Red-banded Hairstreak (Calycopis cecrops)
The Red-banded Hairstreak is a species of medium-size butterflies known for their uncomplicated, simple coloration, and are found in selected regions in the United States. In some parts, they are seen around the year within their range, while in the others, between April and October.
Description and Identification
The mature larva has a dull gray-brown color with a thin olive green line running across the middle of the body. The body is segmented, with each segment bearing a faint, dark dot on both the ends.
The chrysalis is light brown with dark irregular spots all over. The upper part tends to be thinner than the thick and segmented lower part.
Sexual Dimorphism: Not present
Color and Appearance: When the wings are open, the upperside displays a light brown coloration while the hindwings gradually turn blue. When the wings are closed, the underside exhibits a grayish brown hue with a white postmedian line on each of the wings edged with bright reddish orange. They also have two tail-like growths on the hindwings.

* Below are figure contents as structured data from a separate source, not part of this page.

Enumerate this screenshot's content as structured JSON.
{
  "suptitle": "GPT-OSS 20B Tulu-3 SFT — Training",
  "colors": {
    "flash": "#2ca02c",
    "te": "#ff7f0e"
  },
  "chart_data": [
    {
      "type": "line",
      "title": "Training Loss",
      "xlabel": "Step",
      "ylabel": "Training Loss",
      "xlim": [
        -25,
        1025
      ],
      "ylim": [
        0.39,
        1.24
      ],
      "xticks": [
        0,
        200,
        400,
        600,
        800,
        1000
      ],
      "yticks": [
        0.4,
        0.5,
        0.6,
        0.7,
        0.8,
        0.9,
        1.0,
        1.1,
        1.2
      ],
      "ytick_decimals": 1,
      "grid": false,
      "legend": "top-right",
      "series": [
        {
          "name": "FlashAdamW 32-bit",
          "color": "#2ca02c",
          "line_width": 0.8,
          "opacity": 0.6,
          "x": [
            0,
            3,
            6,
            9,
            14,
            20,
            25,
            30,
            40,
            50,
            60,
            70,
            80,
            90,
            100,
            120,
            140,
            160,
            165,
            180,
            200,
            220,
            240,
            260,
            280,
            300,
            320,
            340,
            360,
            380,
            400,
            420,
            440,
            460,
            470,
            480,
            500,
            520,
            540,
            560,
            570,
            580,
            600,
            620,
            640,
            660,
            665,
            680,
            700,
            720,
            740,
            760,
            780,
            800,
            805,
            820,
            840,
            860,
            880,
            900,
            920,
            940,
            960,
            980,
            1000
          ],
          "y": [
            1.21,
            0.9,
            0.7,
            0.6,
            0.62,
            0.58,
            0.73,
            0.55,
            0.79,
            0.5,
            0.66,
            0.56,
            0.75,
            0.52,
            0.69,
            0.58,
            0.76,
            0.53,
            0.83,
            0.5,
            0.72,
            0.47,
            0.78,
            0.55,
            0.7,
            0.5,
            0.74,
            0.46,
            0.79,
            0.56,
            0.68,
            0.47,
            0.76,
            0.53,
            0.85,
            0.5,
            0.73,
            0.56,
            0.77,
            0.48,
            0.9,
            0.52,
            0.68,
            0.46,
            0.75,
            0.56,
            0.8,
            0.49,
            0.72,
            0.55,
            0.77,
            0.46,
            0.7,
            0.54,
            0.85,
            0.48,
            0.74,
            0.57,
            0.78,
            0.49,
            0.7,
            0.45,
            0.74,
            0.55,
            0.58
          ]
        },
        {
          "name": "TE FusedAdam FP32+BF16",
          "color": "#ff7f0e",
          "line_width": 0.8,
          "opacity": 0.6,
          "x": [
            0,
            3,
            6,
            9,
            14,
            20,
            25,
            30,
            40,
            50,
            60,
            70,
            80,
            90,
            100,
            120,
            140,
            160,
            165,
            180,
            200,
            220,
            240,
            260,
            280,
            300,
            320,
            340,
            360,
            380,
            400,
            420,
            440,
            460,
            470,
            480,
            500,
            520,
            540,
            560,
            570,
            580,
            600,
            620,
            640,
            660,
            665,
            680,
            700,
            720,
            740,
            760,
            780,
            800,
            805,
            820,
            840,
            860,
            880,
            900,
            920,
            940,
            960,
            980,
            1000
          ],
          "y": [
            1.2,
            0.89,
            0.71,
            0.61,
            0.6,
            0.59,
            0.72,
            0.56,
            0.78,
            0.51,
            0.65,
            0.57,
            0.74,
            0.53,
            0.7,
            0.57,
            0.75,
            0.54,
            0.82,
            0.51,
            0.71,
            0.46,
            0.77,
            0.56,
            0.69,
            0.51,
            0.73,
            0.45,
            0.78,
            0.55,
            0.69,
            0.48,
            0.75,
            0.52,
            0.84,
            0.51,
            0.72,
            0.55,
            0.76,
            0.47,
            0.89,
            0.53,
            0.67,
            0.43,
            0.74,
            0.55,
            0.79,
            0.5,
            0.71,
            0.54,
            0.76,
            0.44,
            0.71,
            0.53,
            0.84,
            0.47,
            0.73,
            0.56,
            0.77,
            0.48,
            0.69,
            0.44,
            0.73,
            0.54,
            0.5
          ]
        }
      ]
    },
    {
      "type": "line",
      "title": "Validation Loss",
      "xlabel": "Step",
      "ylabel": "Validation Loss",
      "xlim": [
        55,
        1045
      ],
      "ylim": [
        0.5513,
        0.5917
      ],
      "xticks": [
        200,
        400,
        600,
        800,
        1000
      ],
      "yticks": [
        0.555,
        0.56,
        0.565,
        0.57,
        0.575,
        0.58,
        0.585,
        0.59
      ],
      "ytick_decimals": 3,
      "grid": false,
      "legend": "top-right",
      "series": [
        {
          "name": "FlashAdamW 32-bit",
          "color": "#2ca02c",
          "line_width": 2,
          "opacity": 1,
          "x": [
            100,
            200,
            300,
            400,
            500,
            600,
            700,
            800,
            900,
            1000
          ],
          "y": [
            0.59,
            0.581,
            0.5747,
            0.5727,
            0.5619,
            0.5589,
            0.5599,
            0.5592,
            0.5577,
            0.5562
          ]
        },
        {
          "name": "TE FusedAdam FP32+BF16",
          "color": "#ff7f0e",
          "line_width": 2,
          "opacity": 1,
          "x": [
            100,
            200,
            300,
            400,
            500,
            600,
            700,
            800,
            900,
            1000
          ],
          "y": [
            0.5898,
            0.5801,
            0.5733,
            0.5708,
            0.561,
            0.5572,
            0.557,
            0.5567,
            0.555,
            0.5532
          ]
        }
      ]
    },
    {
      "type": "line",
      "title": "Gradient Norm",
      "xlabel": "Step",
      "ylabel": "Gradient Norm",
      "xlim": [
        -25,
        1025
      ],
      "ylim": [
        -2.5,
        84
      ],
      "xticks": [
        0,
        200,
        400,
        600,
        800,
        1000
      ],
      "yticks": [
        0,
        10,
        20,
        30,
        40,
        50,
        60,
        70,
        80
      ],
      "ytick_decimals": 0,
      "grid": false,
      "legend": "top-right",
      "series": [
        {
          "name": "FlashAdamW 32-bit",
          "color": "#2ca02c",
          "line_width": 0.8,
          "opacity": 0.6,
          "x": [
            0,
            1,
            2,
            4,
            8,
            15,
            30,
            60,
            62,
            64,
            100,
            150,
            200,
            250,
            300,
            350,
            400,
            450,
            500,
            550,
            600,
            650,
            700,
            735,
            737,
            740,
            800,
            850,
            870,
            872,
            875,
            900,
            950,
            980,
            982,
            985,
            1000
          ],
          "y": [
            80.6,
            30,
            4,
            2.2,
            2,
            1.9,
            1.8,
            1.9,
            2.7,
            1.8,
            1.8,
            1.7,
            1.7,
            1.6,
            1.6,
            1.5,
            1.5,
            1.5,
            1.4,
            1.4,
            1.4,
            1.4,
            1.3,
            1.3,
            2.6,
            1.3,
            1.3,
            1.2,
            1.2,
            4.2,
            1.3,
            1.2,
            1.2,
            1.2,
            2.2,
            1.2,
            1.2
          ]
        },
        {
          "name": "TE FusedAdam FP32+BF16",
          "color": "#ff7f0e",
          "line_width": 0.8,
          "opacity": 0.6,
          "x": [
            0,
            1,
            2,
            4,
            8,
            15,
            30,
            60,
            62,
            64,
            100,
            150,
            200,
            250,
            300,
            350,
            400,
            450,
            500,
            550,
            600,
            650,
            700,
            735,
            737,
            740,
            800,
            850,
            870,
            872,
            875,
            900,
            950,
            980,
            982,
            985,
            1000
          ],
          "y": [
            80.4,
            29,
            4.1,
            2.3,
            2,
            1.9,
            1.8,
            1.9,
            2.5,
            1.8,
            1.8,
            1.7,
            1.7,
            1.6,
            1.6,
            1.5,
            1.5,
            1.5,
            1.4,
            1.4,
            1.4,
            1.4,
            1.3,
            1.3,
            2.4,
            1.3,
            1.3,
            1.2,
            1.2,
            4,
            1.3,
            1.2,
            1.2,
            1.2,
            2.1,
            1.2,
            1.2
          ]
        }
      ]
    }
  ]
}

Average wingspan: 0.9–1.25 inches (23–32 mm)
Flight pattern: Fast, yet erratic
Laid singly on the backside of fallen leaves, close to the host plants
|Distribution||Southeastern United States|
|Habitat||Forest edges, densely-vegetated fields, coastal hammocks|
|Lifespan of adults||Unknown|
|Host plants||Prefers fallen leaves of sumac species, but also other trees|
|Adult diet||Flower nectar|
Did You Know?
- The caterpillar of the species is often confused for brown slugs.